Националисты, подобно немецким нацистам, творчески использовали дарвинистские аргументы, чтобы оправдать свою мстительность, и представляли ее похвальным желанием очистить Родину-мать от красных «носителей заразы», которые принесли в страну «чуждые, вредные элементы... Испания сама должна очиститься от этой заразы в крови». Убивая простых испанцев, они утверждали, что сделают все возможное, чтобы очищенная страна «вышла новой и сильной из этого испытания». У Франко здесь имелась своя выгода: его жажда разрушения становилась защитным механизмом, превращала желание умереть в стремление жить.
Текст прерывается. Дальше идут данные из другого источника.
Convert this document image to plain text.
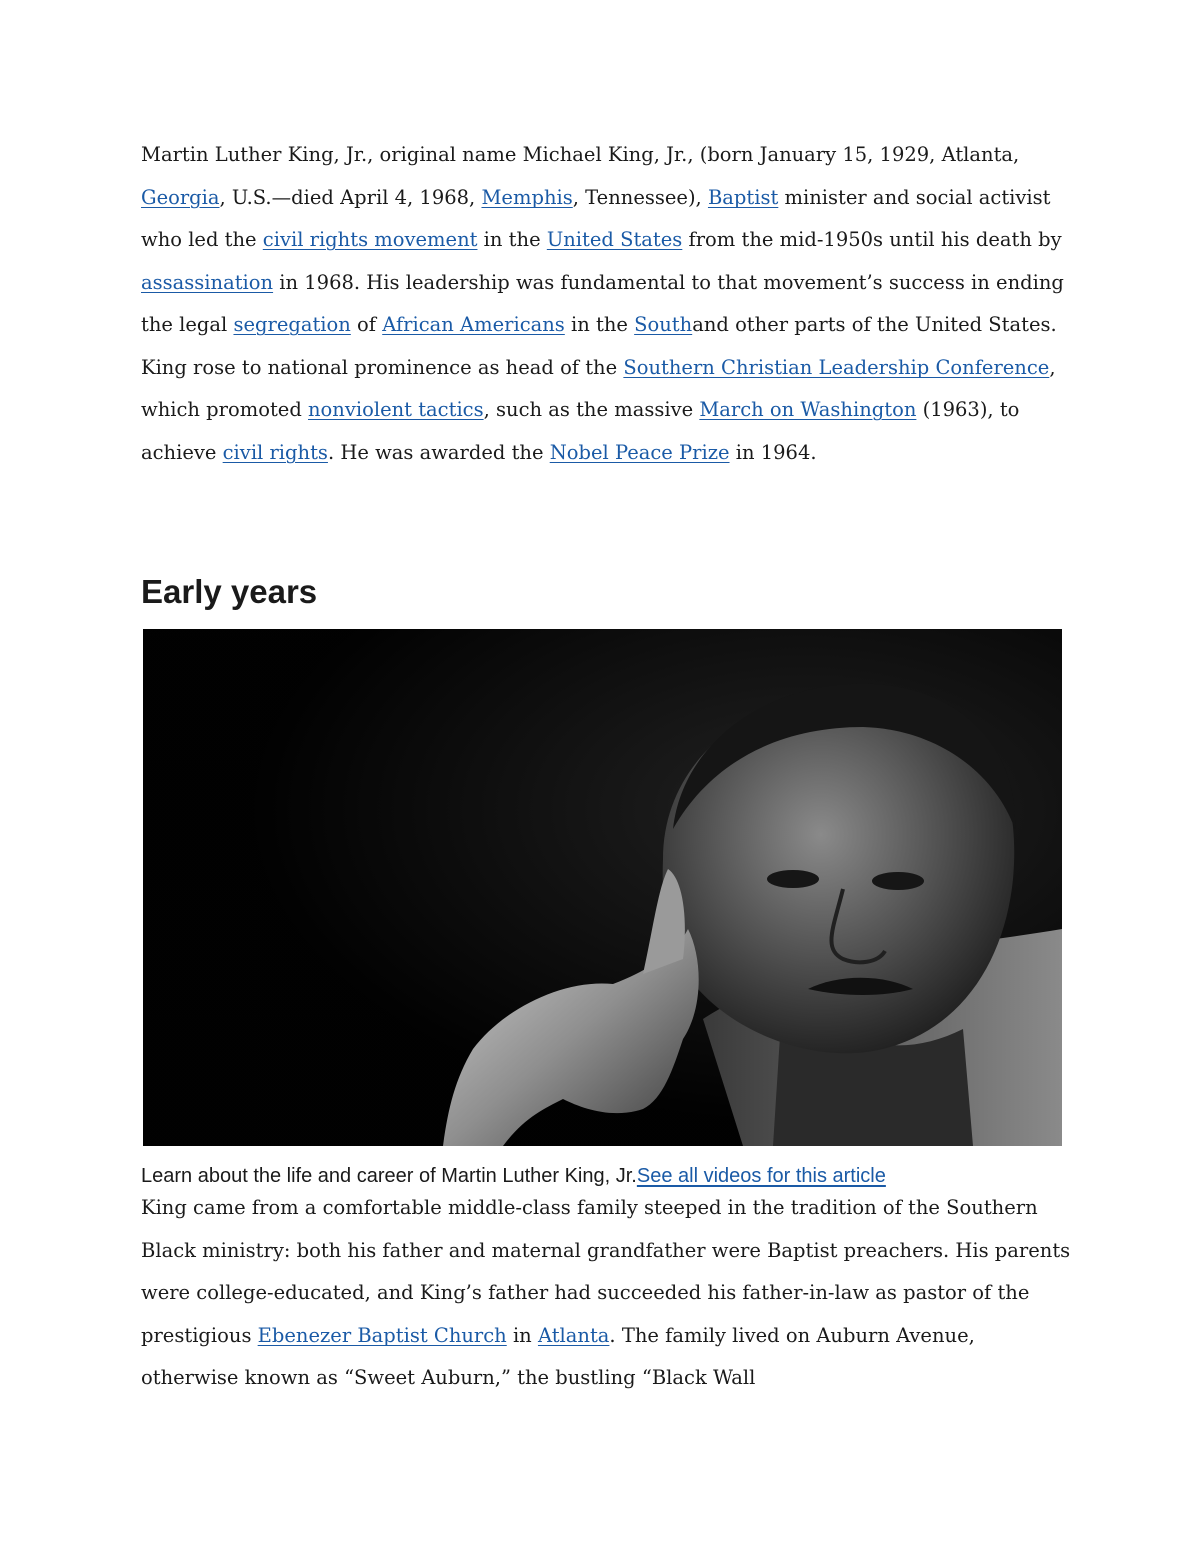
Martin Luther King, Jr., original name Michael King, Jr., (born January 15, 1929, Atlanta, Georgia, U.S.—died April 4, 1968, Memphis, Tennessee), Baptist minister and social activist who led the civil rights movement in the United States from the mid-1950s until his death by assassination in 1968. His leadership was fundamental to that movement’s success in ending the legal segregation of African Americans in the Southand other parts of the United States. King rose to national prominence as head of the Southern Christian Leadership Conference, which promoted nonviolent tactics, such as the massive March on Washington (1963), to achieve civil rights. He was awarded the Nobel Peace Prize in 1964.

Early years
Learn about the life and career of Martin Luther King, Jr.See all videos for this article

King came from a comfortable middle-class family steeped in the tradition of the Southern Black ministry: both his father and maternal grandfather were Baptist preachers. His parents were college-educated, and King’s father had succeeded his father-in-law as pastor of the prestigious Ebenezer Baptist Church in Atlanta. The family lived on Auburn Avenue, otherwise known as “Sweet Auburn,” the bustling “Black Wall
Эти биологические императивы тем не менее не могли замаскировать личные зависть и соперничество, которые разгорелись в зоне, контролируемой националистами. В глазах монархистов Мола уже посадил жирную кляксу на свой политический портрет. Он приказал выслать дона Хуана из Испании, который вернулся в страну, чтобы сражаться на стороне националистов. Дон Хуан де Бурбон — третий сын Альфонса XIII, стал наследником испанского трона в 1933 году после того, как два его старших брата отреклись от прав на престол. Несправедливое решение Молы привело в ярость офицеров-монархистов, которые немедленно и, как потом окажется, не слишком умно перевели стрелки своей политической лояльности на Франко. Тот не преминул воспользоваться их поддержкой. В Севилье он взволнованно возвестил собравшейся толпе о своем личном решении сражаться под монархистским красно-желто-красным знаменем: «Вот оно, это знамя, оно ваше; нас хотели его лишить... Это наше истинное знамя, которому все мы присягали, за которое умирали наши отцы, знамя, многократно покрытое славой». И хотя этот жест был вдохновлен как личной неприязнью к Кейпо де Льяно, убежденному антимонархисту, так и политической проницательностью, он обеспечил Франко огромную поддержку консерваторов. Двумя неделями позже монархистское знамя было принято в качестве официального на всей контролируемой националистами территории.